Behind her, Fraserburgh glowed faintly with bonfire light. Ahead, the museum and Kinnaird Head crouched against the dark. The sea breathed steadily below the cliffs, patient and black.

She told herself she had imagined the woman, likely induced by the whisky and the folklore.

Perfectly ordinary. Perfectly explainable.

A raven called once from somewhere near the rocks as Abigail walked faster.

That night she fell asleep to distant laughter and fiddle music drifting faintly up from the harbor while bonfires burned for Samhain below the cliffs. Somewhere in the dark, the sea kept crashing against the stone.

Chapter 5

Abigail

It was Thursday morning, and she was crouching beside a tide pool watching a hermit crab navigate around a clump of pink anemones, when the wind stopped.

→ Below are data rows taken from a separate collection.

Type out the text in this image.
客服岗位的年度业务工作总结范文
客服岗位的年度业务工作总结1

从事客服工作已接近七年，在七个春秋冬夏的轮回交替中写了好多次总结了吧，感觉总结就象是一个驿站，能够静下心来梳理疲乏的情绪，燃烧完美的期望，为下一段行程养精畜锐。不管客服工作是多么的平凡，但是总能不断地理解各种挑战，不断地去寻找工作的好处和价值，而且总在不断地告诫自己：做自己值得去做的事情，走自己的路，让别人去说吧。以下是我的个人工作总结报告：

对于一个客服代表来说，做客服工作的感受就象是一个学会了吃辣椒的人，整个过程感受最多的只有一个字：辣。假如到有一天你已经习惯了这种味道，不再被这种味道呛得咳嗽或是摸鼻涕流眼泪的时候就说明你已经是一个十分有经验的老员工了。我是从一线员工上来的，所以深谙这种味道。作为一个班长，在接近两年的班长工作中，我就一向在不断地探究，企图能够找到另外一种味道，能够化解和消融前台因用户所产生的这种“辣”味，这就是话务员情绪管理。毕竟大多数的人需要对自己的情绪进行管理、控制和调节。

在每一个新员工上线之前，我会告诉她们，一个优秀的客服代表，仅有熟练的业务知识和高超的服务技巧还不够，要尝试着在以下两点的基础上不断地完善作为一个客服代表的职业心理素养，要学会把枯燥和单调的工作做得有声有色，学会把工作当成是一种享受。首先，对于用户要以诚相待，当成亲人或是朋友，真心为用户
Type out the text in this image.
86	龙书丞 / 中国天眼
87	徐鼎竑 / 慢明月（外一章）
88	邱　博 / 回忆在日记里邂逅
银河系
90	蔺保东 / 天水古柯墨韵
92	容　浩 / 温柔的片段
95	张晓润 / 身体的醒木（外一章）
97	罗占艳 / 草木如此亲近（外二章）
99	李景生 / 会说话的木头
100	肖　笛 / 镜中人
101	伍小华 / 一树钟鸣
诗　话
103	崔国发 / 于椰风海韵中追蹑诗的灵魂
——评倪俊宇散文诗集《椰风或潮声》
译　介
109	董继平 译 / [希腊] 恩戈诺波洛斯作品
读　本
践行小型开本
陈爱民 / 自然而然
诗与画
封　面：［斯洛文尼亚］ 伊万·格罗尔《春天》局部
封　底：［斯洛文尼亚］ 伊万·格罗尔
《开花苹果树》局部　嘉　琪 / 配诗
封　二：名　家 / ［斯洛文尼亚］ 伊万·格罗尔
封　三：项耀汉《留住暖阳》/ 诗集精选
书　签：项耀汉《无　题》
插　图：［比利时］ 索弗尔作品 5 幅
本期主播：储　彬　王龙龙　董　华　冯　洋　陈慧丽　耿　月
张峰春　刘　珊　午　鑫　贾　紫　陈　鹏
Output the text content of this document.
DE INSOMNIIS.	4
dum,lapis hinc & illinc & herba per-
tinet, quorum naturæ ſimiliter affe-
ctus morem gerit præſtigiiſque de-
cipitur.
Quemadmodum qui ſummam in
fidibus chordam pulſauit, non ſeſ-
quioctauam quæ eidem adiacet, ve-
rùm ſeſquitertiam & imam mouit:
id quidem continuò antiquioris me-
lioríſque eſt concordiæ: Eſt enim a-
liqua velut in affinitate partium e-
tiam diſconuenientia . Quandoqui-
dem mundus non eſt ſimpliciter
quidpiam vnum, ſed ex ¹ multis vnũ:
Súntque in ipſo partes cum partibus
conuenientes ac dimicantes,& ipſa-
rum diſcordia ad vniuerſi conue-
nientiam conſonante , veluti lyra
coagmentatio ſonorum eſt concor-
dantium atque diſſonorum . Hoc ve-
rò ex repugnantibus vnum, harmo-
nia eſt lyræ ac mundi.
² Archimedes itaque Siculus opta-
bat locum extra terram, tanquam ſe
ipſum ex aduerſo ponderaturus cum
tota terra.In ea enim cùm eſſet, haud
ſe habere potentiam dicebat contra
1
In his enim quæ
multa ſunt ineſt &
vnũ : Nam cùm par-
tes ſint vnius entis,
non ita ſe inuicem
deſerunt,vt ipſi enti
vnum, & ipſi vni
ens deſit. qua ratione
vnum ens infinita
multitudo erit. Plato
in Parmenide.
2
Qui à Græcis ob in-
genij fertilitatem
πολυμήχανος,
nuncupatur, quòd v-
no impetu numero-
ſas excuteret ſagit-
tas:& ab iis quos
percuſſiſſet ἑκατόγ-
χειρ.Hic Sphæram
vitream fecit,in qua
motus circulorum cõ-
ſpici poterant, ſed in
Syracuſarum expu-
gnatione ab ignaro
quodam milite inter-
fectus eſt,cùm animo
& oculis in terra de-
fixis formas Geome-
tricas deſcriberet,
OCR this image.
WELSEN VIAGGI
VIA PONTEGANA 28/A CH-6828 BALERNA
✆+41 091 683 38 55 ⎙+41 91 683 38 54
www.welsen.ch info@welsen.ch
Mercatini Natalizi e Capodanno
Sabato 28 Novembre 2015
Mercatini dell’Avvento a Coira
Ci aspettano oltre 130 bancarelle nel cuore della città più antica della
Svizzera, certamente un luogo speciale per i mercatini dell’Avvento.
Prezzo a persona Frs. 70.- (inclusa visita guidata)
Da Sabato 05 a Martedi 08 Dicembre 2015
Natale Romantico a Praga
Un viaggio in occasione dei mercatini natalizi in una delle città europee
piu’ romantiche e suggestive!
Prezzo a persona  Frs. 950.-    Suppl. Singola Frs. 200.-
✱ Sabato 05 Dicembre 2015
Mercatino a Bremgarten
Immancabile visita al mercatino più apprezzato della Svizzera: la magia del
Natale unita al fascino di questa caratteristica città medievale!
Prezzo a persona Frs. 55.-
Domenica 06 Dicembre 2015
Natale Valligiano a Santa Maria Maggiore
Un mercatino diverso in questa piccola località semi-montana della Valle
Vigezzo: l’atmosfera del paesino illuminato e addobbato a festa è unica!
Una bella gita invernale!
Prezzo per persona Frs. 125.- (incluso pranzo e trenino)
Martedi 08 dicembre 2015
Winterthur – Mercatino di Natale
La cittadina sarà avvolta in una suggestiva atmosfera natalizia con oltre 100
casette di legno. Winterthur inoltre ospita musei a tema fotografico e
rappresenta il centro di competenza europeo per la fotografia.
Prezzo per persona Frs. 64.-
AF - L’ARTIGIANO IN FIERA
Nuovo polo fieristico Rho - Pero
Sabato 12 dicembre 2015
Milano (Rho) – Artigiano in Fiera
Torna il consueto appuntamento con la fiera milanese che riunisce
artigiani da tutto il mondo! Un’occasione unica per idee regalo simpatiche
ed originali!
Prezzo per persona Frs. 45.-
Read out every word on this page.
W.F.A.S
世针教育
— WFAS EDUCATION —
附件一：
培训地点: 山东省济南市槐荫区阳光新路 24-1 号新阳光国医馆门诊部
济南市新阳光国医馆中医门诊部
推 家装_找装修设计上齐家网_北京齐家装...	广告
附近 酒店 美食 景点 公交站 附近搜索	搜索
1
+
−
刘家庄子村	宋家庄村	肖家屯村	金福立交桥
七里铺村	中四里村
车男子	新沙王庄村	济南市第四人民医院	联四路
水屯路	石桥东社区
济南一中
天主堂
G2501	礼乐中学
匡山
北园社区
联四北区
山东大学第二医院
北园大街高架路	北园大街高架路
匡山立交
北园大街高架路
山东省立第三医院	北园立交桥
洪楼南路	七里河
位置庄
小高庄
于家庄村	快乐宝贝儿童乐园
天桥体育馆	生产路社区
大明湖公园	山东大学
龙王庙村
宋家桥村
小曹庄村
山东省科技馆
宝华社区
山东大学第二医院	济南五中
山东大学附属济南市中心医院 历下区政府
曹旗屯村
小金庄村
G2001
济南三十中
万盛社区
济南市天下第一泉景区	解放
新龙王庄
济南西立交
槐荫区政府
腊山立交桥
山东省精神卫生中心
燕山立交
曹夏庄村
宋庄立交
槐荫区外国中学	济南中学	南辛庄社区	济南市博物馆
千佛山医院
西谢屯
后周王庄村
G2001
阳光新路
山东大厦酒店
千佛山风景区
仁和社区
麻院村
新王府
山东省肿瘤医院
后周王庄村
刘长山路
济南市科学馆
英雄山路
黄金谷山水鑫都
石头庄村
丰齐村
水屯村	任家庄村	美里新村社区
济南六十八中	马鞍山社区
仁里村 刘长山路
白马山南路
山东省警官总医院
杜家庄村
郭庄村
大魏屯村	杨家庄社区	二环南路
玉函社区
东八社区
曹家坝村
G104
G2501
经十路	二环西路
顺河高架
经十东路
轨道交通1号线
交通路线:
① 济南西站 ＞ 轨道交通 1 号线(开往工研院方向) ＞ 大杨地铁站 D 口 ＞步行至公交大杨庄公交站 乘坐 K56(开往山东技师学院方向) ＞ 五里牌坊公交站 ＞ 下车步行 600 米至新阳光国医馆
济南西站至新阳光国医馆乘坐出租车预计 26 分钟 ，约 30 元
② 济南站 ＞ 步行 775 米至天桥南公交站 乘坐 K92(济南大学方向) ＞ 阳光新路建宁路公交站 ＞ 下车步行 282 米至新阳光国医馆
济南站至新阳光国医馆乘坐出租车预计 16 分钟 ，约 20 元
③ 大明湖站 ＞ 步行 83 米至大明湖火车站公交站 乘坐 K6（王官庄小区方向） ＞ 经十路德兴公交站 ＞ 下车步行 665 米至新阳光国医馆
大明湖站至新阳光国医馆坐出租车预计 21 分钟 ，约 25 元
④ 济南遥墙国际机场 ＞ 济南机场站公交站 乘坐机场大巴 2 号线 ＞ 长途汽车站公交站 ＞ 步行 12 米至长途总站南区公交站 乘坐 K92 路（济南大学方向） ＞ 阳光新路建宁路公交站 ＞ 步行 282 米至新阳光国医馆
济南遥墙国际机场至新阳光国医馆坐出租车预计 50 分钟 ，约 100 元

Not a lull. It just ceased, as if someone had flipped a switch. The gulls went silent. The surf kept its rhythm, but the air above the waterline went dead still, and the haar thickened until she couldn’t see the cliffs above her.

The hair on the back of her neck stood up.

“The ink is dry, but the page is turning.”

Abigail spun around. A woman stood on the rocks ten feet away, rocks that three seconds ago had been empty.

She was old but not frail. Weathered. Silver hair loose around her shoulders, a cloak of dark wool that didn’t move in the stillness. Her eyes were the color of deep water, and they regarded Abigail with an expression that was patient in a way that had nothing to do with kindness. Patient the way stone is patient.

The same woman she’d seen on the cemetery bench at Bronmuir Keep.

“I’m sorry?” Abigail said. Her voice came out louder than she meant it to.

“Ye’ve come looking for something.” The woman’s accent was Scottish but different, the vowels pulled long, consonants soft.

“Ye dinna ken what it is yet.”

“I’m watching a hermit crab.”

The woman didn’t smile. She looked out at the sea.

“Go back to the castle, lass. Look in the chest they brought up from the cellar. The one with the brass fittings.”

A chill ran down Abigail’s spine that had nothing to do with the weather. “How do you know about?—”

“Ye’ve written to him before, lass.”

“Whoareyou?”

“I’m what stands between the stones.” The woman’s eyes lifted to the sky. “A storm is coming. The storm is the door. Ye need only step through.”